File preparation: If you need to perform specific actions on the source strings (search & replace operations, encoding adjustments, etc.) to make them ready for translation, make sure to gather those actions in a script that can be executed from e.g. the command line.
File import: If you manage your software strings in a version control system like GitHub, check whether you can establish a connection between the source repository and the TMS. XTM Cloud has many out-of-the-box connectors that allow to scan repositories for new or updated strings, push them to XTM Cloud for translation and send the translated strings back without any manual intervention.
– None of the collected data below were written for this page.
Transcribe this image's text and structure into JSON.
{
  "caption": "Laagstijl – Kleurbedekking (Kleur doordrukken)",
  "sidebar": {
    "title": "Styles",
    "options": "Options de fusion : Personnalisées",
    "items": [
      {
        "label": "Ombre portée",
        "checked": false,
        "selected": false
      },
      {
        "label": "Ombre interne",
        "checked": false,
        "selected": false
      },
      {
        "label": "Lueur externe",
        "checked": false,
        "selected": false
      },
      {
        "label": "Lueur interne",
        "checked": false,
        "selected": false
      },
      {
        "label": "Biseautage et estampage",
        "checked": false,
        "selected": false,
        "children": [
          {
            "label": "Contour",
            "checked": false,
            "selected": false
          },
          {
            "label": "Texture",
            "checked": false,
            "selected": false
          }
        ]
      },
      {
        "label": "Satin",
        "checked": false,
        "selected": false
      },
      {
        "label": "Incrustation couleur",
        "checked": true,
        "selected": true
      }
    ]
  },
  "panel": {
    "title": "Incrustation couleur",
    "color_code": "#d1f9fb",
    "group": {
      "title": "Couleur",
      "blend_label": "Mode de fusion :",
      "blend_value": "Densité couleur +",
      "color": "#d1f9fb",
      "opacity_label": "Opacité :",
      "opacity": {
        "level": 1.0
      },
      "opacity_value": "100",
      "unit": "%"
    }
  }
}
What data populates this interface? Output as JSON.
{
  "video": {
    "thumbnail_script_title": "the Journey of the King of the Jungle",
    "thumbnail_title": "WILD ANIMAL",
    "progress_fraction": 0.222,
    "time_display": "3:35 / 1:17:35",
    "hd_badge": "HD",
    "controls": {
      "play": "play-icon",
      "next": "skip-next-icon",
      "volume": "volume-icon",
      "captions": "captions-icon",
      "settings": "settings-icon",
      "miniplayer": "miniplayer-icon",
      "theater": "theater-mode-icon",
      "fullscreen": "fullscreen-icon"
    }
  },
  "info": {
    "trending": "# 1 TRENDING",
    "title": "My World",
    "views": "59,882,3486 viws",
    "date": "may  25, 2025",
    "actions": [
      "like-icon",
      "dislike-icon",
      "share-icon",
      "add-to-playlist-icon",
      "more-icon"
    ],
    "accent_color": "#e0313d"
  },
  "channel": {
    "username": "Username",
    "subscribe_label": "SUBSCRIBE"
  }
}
Workflow management: It is absolutely crucial to add your translation vendors including allocation method into a dedicated user group and to organize your default workflow in a top-notch template. If those conditions are met, XTM Cloud can take over and distribute the work among the different stakeholders, push strings from one workflow step into another and take care of the necessary communication through automated email notifications.
Project administration: Small and frequent projects are a hard nut to crack, especially for LSPs. They require the same amount of project management time as any other project, which makes them extremely expensive to manage. If this sounds familiar, you should have a look at BeLazy. BeLazy is a middleware provider that connects translation management systems (like XTM Cloud), business management systems (like XTRF) and vendor portals. It fills the gaps in the supply chain that prevent full-cycle automation and enables what many companies seek to implement: continuous localization.